Paused working on the aruco markers for now.
Implemented a manual coarse calibration algorithm (basically the same as what we have: select the four coloured corners of the calibration target).
This works, the resulting pointcloud and the correspondence graph are in pointcloud-registration-test/vrsmall-noreg/capture
.
Here is the graph:
The correspondence errors are too optimistic, but visual inspection of the graph shows that something like 0.05
is probably the correct number.
But: these pointclouds are so big (500Kpoint per camera) that the analysis is very expensive: it takes about a minute on my M1 Mac, and I didn't wait for it on the Intel Mac. That's a shame, because for our common use case (capturing in a room where the walls are close enough to be captured by the cameras) this would actually be a very useful test capture...
In case we decide to go for detecting the Aruco markers in the RGB image and then finding the corresponding points in the point cloud: here are some interesting links about how the conversion of image pixel coordinates to 3D points can be done using librealsense API's:
https://github.com/IntelRealSense/librealsense/issues/8221 https://medium.com/@yasuhirachiba/converting-2d-image-coordinates-to-3d-coordinates-using-ros-intel-realsense-d435-kinect-88621e8e733a https://github.com/IntelRealSense/librealsense/issues/11031
Back to fine registration.
There is a thinking error in the idea that only looking at the correspondence between each (camera-N, all-cameras-except-N)
is good enough.
This is shown clearly in a new dataset offline-boxes
. See there for the full details, but here is a screenshot of the calibration it managed to come up with:
Visually, it is clear what the problem 1 is: the green and blue camera together (or the red and brown camera together) need to be moved to make things better. But looking at each camera in isolation is never going to work: if we would move the green camera to better align with the red one we would completely lose the alignment with the blue camera.
There is also a problem 2 with the analysis. Here is what our code thinks of the alignment it came up with:
Those numbers (14 mm
to 18 mm
) are far too optimistic.
For problem 1 a potential solution is to not only look at correspondences between (camera-N, all-cameras-except-N)
but also (camera-N-and-M, all-cameras-except-N-and-M)
for every combination (N, M)
where those two cameras are "closest to each other". If and N-and-M
camera combination would end up as candidate-to-fix we would try fixing that "camera" and apply the transformation to both cameras.
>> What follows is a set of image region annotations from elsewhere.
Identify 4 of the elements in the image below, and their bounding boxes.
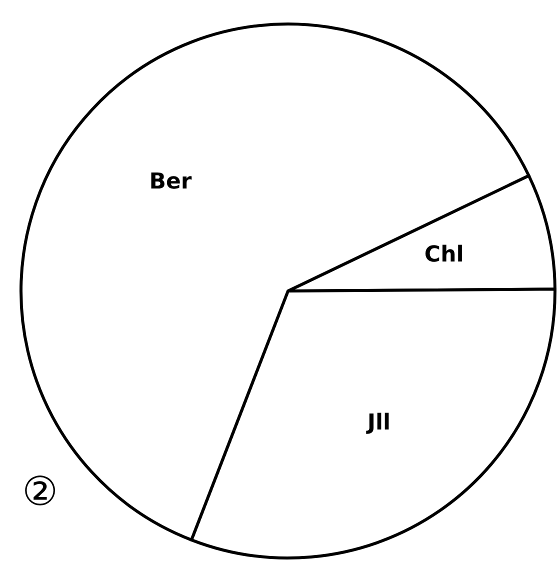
slice-label: Chl xyxy=(424,242,464,268)
slice-label: Ber xyxy=(149,170,192,195)
text: ② xyxy=(22,469,58,515)
slice-label: Jll xyxy=(365,410,391,436)
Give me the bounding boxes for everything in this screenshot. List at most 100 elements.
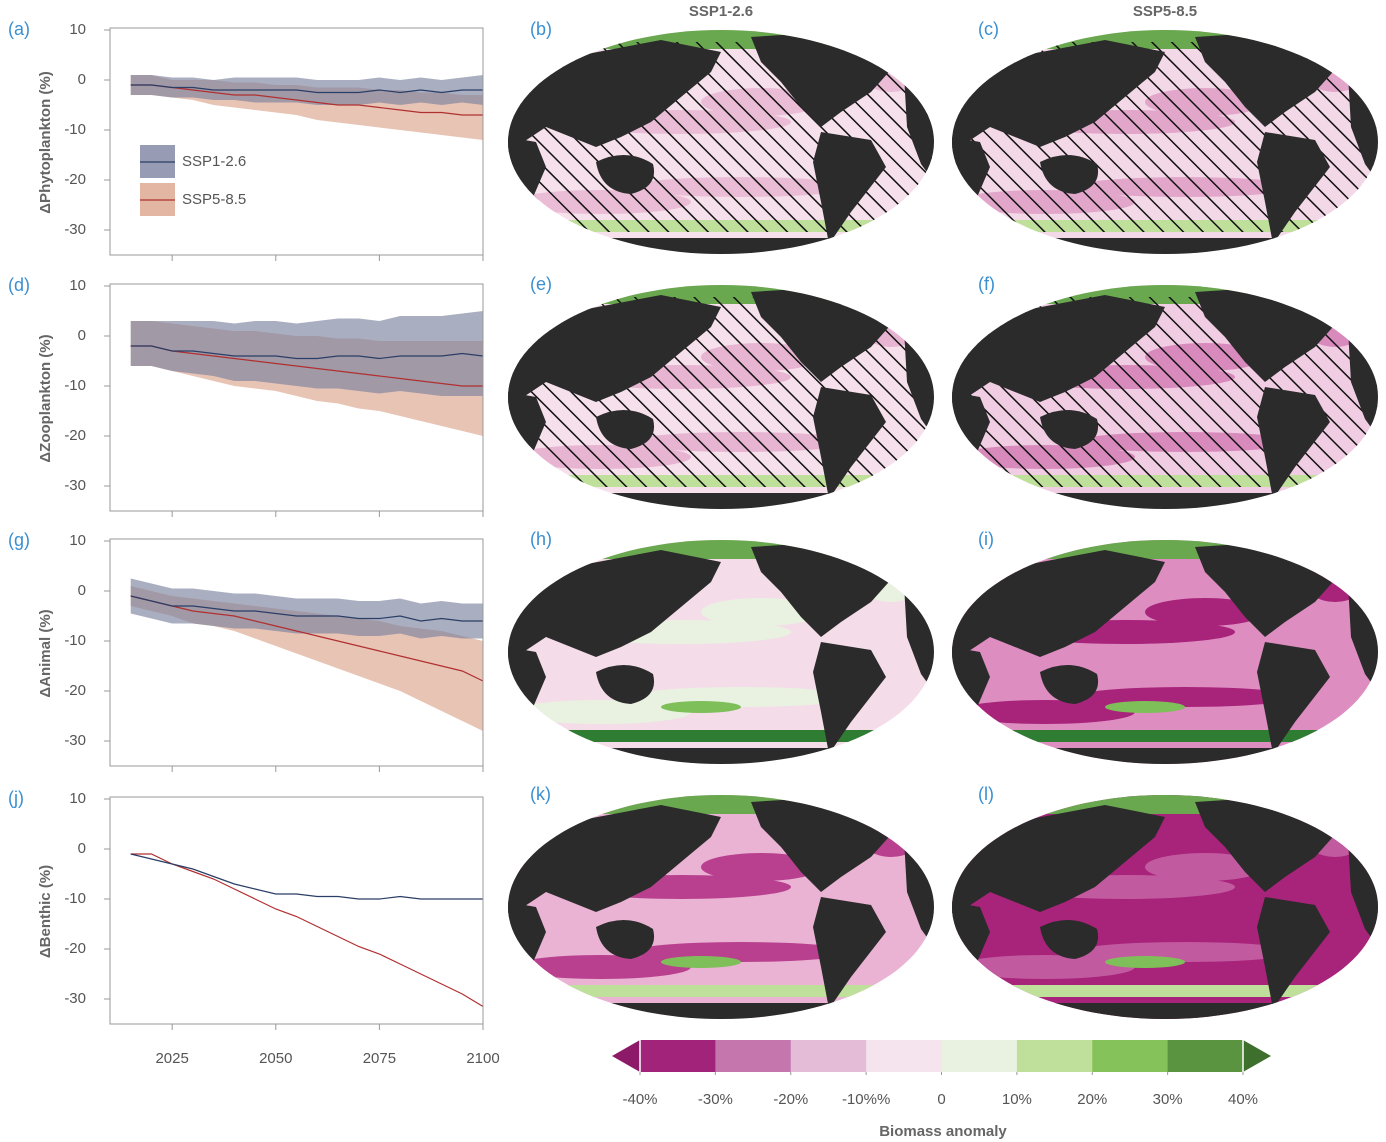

But this feels like a hacker-jack solution: it seems like it might fix this problem but I'm not really sure it's really a solution and not a quick hack.
I have the feeling that tackling problem 2 first may be better.
Ideas, anyone?
Some progress with coarse calibration.
I'm manually positioning the pointcloud in the open3d viewer so that the virtual camera is approximately where the physical camera was. I then grab the RGB and D images.
I can now detect the aruco markers in the RGB image.
But this is where the good news stops: the next step is converting the u, v
coordinates that the aruco detector returns (coordinates in the RGB image) back to x, y, z
coordinates in the point cloud.
I think I'm doing all the right things: I'm taking the depth from D[v, u]
and using the camera intrinsics to de-project, and then I'm transforming with the extrinsic matrix.
But I always end up with weird origins. I've tried transposing the extrinsic matrix, I've tried mirroring x
, or mirroring y
and z
(which was suggested somewhere) but nothing seems to work.
See https://github.com/isl-org/Open3D/issues/6508 for a decent description of the open3d coordinate system (RH y-UP) and its idiosyncrasies with respect to lookat and forward.
We need to fix the alignment once and for all.
The original issue is https://gitlab.com/VRTogether_EU/cwipc/cwipc_util/-/issues/41but this link is dead now.There is an old repo for experiments at https://github.com/cwi-dis/pointclouds-alignment
New experiment data is at https://github.com/cwi-dis/cwipc_test/tree/master/pointcloud-registration-test
Current plan of attack:
cameraconfig.json
. Also record there the current misalignment, because it is a good value for voxelization (later, during production).